Ich versuchte, mit diesen Informationen ausgerüstet, Brigitte nachher ein bißchen aufzumuntern. Sie sagte: Sie wolle oft gar nicht mehr leben, sondern endlich zufrieden gelassen werden und Ruhe haben. Schreiben könne und wolle sie eigentlich nicht mehr, sie wisse auch nicht, was. Sie steht doch nun schon über drei Jahre abseits und sehe zu, ohne sich groß zu engagieren. Und sie werde auch in Zukunft das meiste nicht können, immer an der Ecke stehen müssen, wie als Kind und junges Mädchen mit ihren Beinschienen. Wenn die anderen Tanzstunde nahmen und ihre ersten Liebschaften hatten, mußte sie immer alles durch die Märchen kompensieren, die sie schrieb. Jetzt aber könne sie durch Schreiberei nicht mehr alles andere aufheben. - Ich verwies auf ihren Zuwachs an Reife, auf das, was sie noch zu sagen haben werde, wenn sie erst körperlich wohler sei …

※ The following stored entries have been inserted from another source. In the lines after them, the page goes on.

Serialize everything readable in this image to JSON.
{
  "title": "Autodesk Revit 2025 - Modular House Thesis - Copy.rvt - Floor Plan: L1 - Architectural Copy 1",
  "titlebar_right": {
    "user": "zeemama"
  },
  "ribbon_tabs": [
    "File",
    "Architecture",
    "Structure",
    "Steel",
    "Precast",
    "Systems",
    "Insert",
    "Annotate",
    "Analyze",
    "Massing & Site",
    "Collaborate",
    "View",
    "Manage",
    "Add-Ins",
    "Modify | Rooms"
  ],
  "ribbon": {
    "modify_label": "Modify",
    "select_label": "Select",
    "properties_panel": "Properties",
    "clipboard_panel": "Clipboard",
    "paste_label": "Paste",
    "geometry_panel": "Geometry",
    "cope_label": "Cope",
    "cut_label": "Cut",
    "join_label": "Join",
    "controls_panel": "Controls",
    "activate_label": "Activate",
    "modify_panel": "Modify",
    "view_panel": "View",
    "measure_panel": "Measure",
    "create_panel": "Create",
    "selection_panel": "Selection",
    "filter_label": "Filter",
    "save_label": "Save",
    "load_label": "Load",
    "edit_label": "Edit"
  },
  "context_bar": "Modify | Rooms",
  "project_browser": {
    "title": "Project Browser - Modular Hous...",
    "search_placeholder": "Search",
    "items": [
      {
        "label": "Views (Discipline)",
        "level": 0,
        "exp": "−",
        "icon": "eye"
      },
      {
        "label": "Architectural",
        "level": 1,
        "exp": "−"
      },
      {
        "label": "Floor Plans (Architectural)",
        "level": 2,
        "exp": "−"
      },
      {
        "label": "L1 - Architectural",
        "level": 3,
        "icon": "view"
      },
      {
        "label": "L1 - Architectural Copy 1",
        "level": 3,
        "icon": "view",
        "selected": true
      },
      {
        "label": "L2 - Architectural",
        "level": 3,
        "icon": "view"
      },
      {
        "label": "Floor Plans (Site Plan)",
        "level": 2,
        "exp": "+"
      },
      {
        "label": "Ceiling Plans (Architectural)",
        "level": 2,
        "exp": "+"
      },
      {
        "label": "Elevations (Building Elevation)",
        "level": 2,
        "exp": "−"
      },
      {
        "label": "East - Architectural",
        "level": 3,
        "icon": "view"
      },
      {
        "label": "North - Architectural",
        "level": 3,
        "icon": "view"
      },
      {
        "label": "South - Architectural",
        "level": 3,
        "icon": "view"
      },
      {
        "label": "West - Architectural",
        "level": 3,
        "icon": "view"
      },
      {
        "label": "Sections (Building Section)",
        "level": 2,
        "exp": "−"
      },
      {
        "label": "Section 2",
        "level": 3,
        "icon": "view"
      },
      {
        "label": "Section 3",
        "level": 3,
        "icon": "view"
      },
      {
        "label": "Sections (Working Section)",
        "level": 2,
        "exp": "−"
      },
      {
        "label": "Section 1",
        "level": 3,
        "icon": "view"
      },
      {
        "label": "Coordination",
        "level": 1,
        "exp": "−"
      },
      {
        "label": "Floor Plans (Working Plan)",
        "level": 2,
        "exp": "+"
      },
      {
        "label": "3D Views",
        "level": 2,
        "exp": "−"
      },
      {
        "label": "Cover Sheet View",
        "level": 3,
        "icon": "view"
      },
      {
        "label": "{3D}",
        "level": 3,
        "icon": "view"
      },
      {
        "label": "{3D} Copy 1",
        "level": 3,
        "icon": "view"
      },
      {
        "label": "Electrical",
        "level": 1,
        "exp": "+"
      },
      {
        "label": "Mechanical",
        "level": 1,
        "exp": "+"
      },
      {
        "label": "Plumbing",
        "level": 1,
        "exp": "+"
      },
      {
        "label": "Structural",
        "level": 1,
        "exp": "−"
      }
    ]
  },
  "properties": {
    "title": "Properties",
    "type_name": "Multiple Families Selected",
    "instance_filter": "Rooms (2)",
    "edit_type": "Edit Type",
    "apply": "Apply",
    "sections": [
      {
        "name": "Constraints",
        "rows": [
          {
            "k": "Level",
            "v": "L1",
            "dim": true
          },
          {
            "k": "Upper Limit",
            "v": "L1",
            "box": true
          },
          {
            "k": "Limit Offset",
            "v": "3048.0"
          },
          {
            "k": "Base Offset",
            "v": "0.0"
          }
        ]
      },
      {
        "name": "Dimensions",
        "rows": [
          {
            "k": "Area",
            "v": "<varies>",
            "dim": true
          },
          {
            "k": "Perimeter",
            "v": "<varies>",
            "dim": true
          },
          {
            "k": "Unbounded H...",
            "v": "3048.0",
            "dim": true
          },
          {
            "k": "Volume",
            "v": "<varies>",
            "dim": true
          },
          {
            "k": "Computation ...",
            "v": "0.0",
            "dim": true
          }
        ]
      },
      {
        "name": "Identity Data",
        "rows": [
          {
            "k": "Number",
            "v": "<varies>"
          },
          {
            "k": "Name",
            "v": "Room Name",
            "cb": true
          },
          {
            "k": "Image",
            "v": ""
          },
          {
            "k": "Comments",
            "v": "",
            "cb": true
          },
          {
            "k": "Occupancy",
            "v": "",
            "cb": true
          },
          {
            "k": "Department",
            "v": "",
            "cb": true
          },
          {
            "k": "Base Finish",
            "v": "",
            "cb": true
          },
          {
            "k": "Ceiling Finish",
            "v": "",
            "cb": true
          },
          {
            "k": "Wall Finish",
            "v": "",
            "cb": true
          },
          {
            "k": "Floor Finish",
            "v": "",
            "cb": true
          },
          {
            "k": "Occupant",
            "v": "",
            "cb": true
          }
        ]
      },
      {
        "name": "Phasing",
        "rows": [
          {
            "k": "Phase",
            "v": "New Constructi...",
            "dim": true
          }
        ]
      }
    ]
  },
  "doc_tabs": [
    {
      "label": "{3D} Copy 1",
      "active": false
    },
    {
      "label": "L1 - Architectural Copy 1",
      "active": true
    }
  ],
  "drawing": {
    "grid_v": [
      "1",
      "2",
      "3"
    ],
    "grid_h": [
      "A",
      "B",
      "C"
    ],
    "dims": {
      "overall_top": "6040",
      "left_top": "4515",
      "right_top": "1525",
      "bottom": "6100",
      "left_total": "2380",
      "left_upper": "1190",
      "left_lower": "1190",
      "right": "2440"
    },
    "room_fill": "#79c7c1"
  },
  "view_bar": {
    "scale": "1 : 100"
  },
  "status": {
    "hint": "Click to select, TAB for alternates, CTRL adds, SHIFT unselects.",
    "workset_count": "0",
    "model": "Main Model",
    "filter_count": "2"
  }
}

Sie sagte: Und dann muß ich sowieso jedes Jahr wochenlang hier herumliegen, damit ich wieder ein bißchen weiterleben kann. Sie sagte aber auch: Ich hab doch immer wieder Dusel und falle auf die vier Pfoten. Vielleicht werde ich noch, wenn ich siebzig bin, wieder auf meinen vier Pfoten landen. […]

An Brigitte Reimann

[Kleinmachnow,] 1. 10. 72

Liebe Brigitte,

[…] Ich war sehr froh, daß ich neulich so lange mit Dir sprechen konnte, und besonders, als ich hörte, Du kritzelst wieder ein bißchen Tagebuch. Mir geht mein vermaledeites Buch, zu dem ich keinen Zugang finde, jetzt bis in meine Träume nach. Neulich träumte ich ganz deutlich eine lange Geschichte, die mit dem Wort »Erinnerungslücke« schloß.

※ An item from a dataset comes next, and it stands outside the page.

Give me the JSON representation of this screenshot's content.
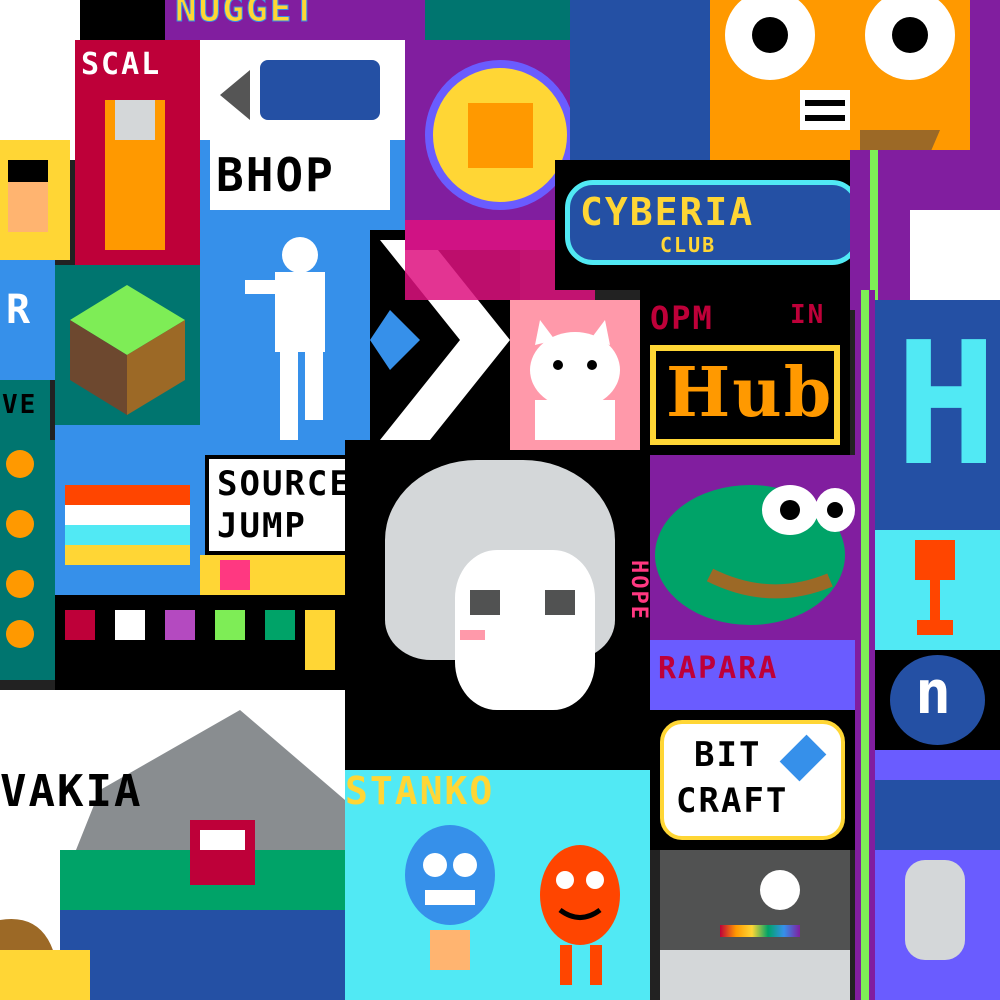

[…] Gerade lese ich ein Buch - in Vorbereitung auf die Erziehung meines Enkelkindes - über »freiheitliche Kindererziehung in der Familie«. Na, da haben wir mit unseren Kindern viel falsch gemacht. Meine Güte, wie verklemmt waren wir doch in den 50er Jahren! Und wie schwer fällt es uns, schreibend damit wirklich fertig zu werden …

Ich hab meinen Kram zusammengepackt, den ich nach Kühlungsborn mitnehmen will, zu diesem Genetikerkongreß über »ethische Probleme der Genetik«. Mal sehen, ob die inzwischen über ihren reinen Zweckmäßigkeitsstandpunkt etwas hinausgekommen sind …

Wenn ich zurück bin, melde ich mich gleich und komme so bald wie möglich.

Ich grüße Dich!

Deine Christa

Wenn man Dir mit dem Tropf nicht nur Medikamente, sondern auch Lebensmut und Lebenskraft einträufeln könnte!